IF this spring you received a notification from major credit bureau Equifax regarding your score – chances are it wasn’t accurate.
This affected millions of Americans applying for mortgages, credit cards and car loans, the Wall Street Journal reports, citing bank executives and people familiar with the situation.
For these groups, the credit scores were off by 20 points or more when issued by Equifax between March 17 and April 6.
That means your score could have improved or gotten worse — with the credit agency calling the issue a “coding issue” in a statement.
However, it was claimed that “there was no shift in the vast majority of scores” during the glitch period after “extensive analysis” was conducted.

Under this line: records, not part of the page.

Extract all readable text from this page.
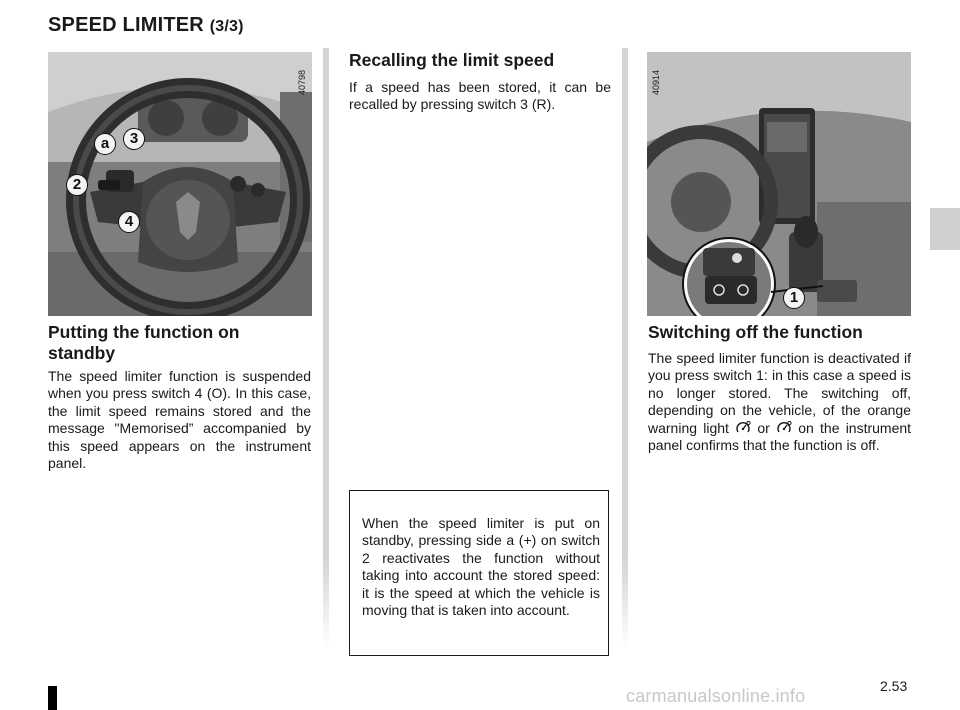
SPEED LIMITER (3/3)
40798
a	3
2
4
40914
1
Putting the function on standby
The speed limiter function is suspended when you press switch 4 (O). In this case, the limit speed remains stored and the message "Memorised” accompanied by this speed appears on the instrument panel.
Recalling the limit speed
If a speed has been stored, it can be recalled by pressing switch 3 (R).
When the speed limiter is put on standby, pressing side a (+) on switch 2 reactivates the function without taking into account the stored speed: it is the speed at which the vehicle is moving that is taken into account.
Switching off the function
The speed limiter function is deactivated if you press switch 1: in this case a speed is no longer stored. The switching off, depending on the vehicle, of the orange warning light or on the instrument panel confirms that the function is off.
2.53
carmanualsonline.info
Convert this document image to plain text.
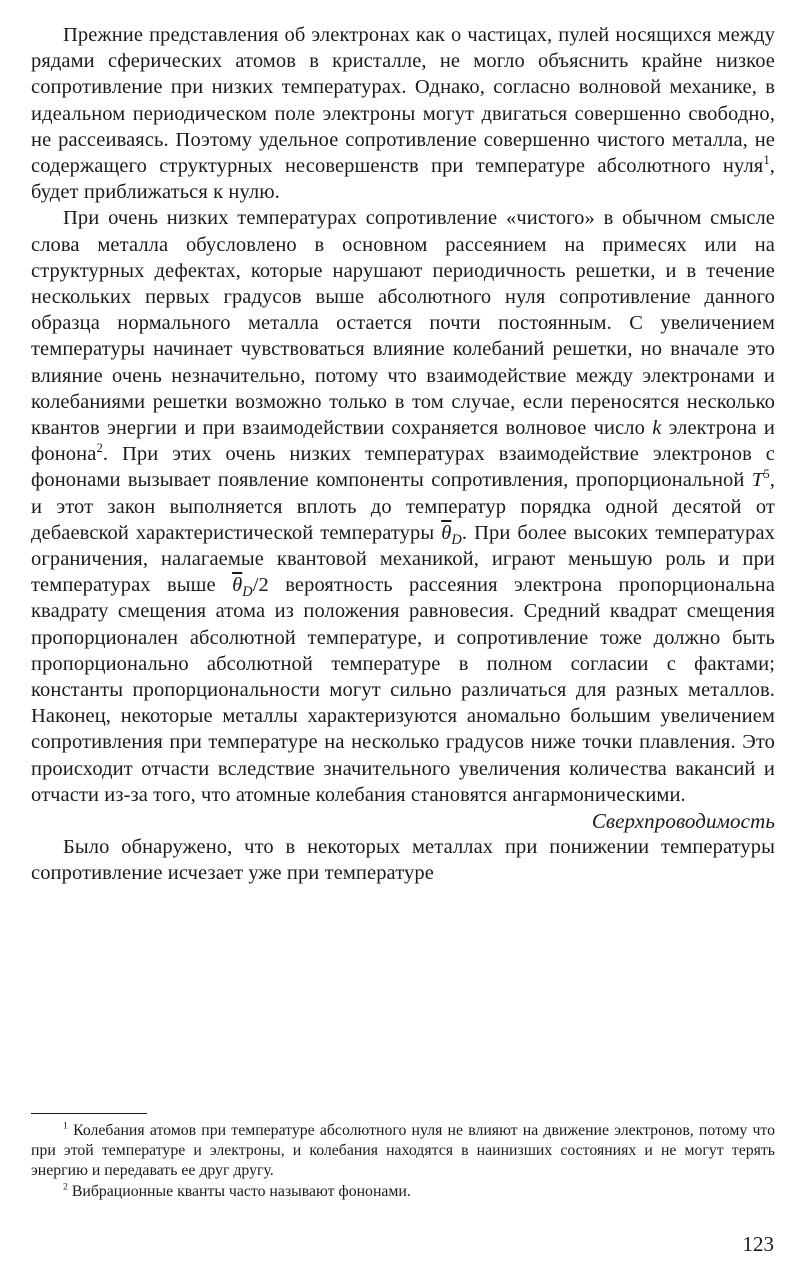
Прежние представления об электронах как о частицах, пулей носящихся между рядами сферических атомов в кристалле, не могло объяснить крайне низкое сопротивление при низких температурах. Однако, согласно волновой механике, в идеальном периодическом поле электроны могут двигаться совершенно свободно, не рассеиваясь. Поэтому удельное сопротивление совершенно чистого металла, не содержащего структурных несовершенств при температуре абсолютного нуля$^1$, будет приближаться к нулю.

При очень низких температурах сопротивление «чистого» в обычном смысле слова металла обусловлено в основном рассеянием на примесях или на структурных дефектах, которые нарушают периодичность решетки, и в течение нескольких первых градусов выше абсолютного нуля сопротивление данного образца нормального металла остается почти постоянным. С увеличением температуры начинает чувствоваться влияние колебаний решетки, но вначале это влияние очень незначительно, потому что взаимодействие между электронами и колебаниями решетки возможно только в том случае, если переносятся несколько квантов энергии и при взаимодействии сохраняется волновое число k электрона и фонона$^2$. При этих очень низких температурах взаимодействие электронов с фононами вызывает появление компоненты сопротивления, пропорциональной $T^5$, и этот закон выполняется вплоть до температур порядка одной десятой от дебаевской характеристической температуры $\overline{\theta}_D$. При более высоких температурах ограничения, налагаемые квантовой механикой, играют меньшую роль и при температурах выше $\overline{\theta}_D/2$ вероятность рассеяния электрона пропорциональна квадрату смещения атома из положения равновесия. Средний квадрат смещения пропорционален абсолютной температуре, и сопротивление тоже должно быть пропорционально абсолютной температуре в полном согласии с фактами; константы пропорциональности могут сильно различаться для разных металлов. Наконец, некоторые металлы характеризуются аномально большим увеличением сопротивления при температуре на несколько градусов ниже точки плавления. Это происходит отчасти вследствие значительного увеличения количества вакансий и отчасти из-за того, что атомные колебания становятся ангармоническими.

Сверхпроводимость

Было обнаружено, что в некоторых металлах при понижении температуры сопротивление исчезает уже при температуре

$^1$ Колебания атомов при температуре абсолютного нуля не влияют на движение электронов, потому что при этой температуре и электроны, и колебания находятся в наинизших состояниях и не могут терять энергию и передавать ее друг другу.

$^2$ Вибрационные кванты часто называют фононами.

123
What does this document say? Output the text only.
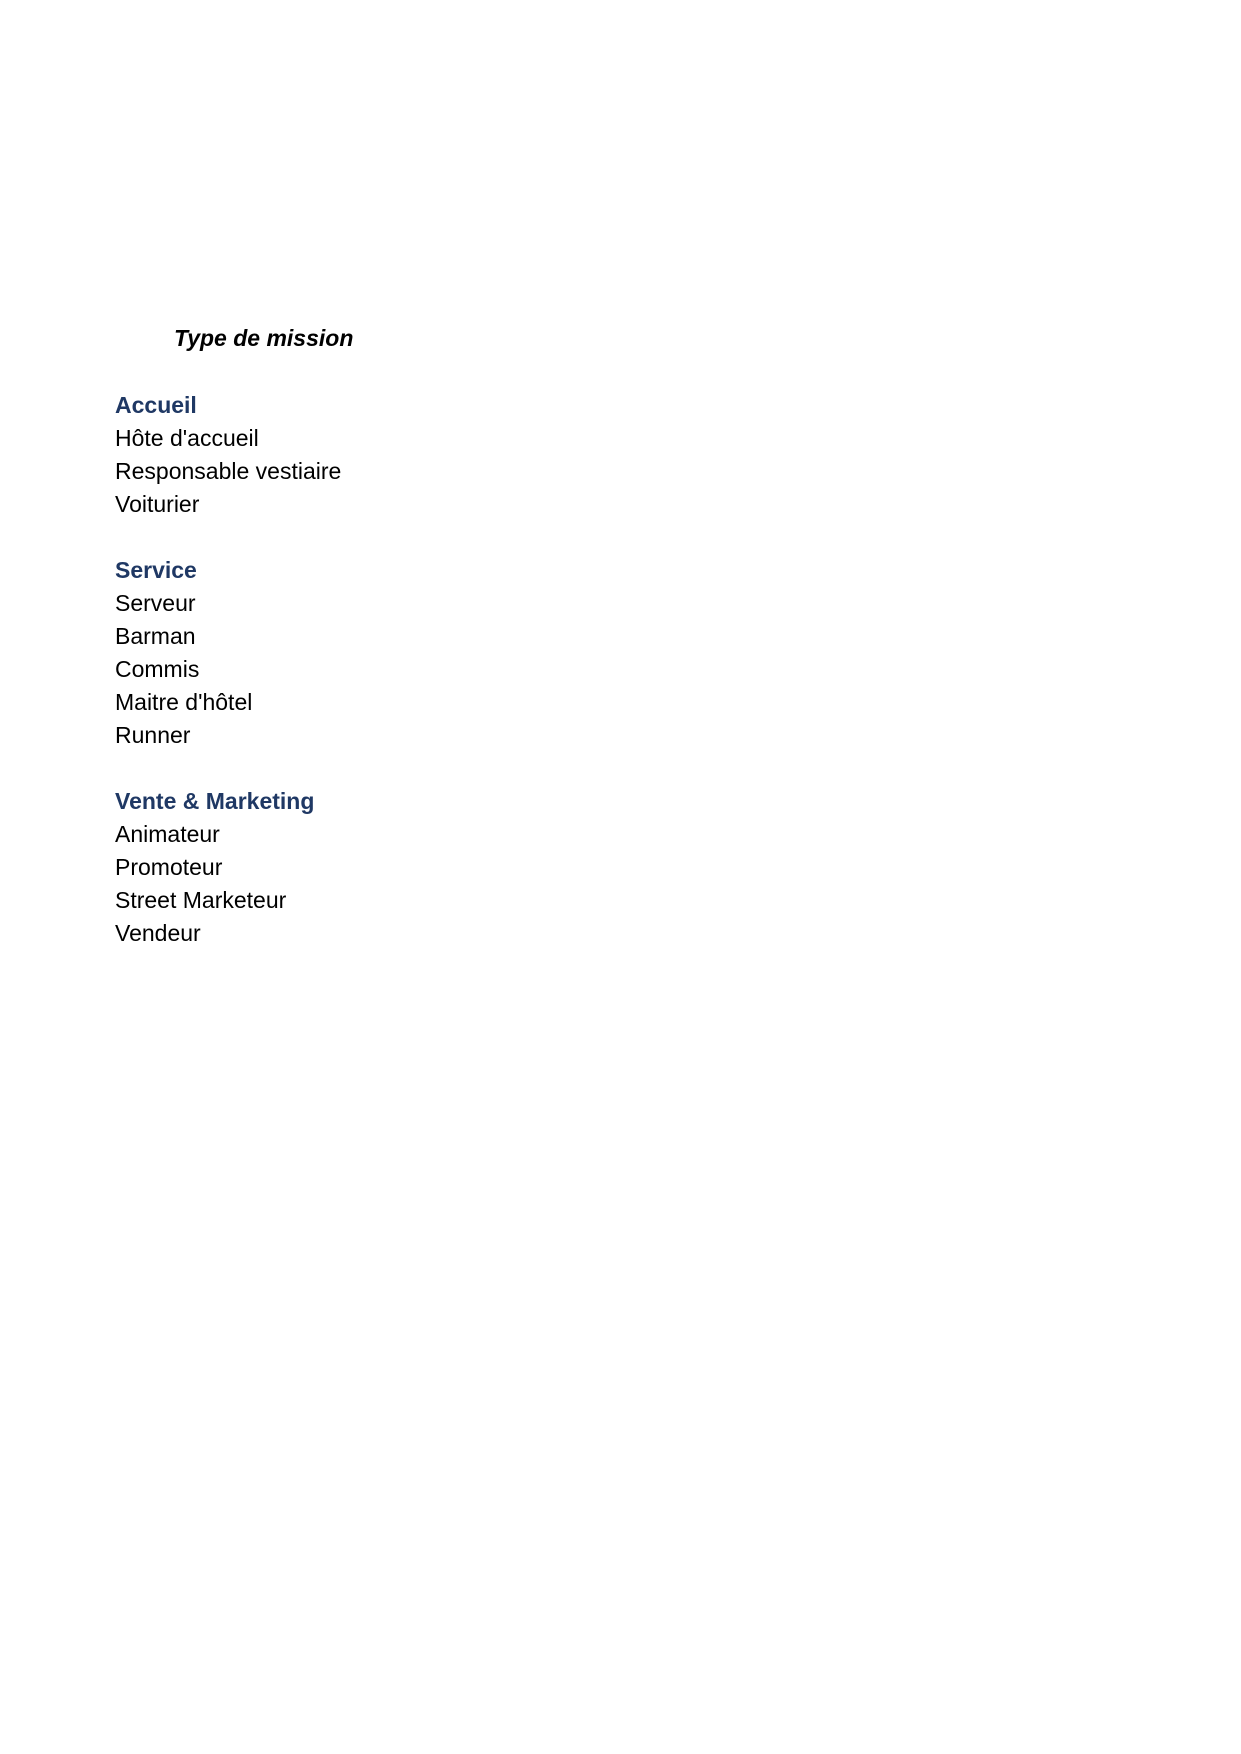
Type de mission
Accueil
Hôte d'accueil
Responsable vestiaire
Voiturier
Service
Serveur
Barman
Commis
Maitre d'hôtel
Runner
Vente & Marketing
Animateur
Promoteur
Street Marketeur
Vendeur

“For those consumers who experienced a rating shift, initial analysis indicates that only a small number of them may have received a different credit decision,” Equifax added.
According to Equifax, fewer than 300,000 consumers have changed their credit score by 25 points or more.
But worst of all, the credit rating error was enough to affect interest rates, according to the Journal.
So if your credit score was lowered, you may have been offered a higher interest rate.
And that could serve as a double whammy — with the Federal Reserve’s multiple rate hikes over the past few months.
You may have been affected if you applied for a loan from the following financial companies:
- Wells Fargo & Co.
- ally finance
- JPMorgan Chase & Co
Also, this isn’t the first time Equifax has addressed a major consumer issue.
In 2017, a break-in at Equifax exposed the personal information of nearly 150 million Americans.
The US has charged four Chinese military officers in connection with the cyber attack.
However, Equifax claims that the credit score error has been fixed.
“We are working closely with lenders and are accelerating the migration of this environment to the Equifax Cloud, which provides additional controls and monitoring that will help identify and prevent similar issues in the future.”
Equifax Cloud aims to empower customers by providing real-time insights.
The credit bureau intends to improve its cloud footprint environment from 50% to 80% by the end of the year.
Equifax did not respond to The Sun’s request for comment.
Meanwhile, the move comes as millions of Americans get better credit thanks to wiped-out medical debt.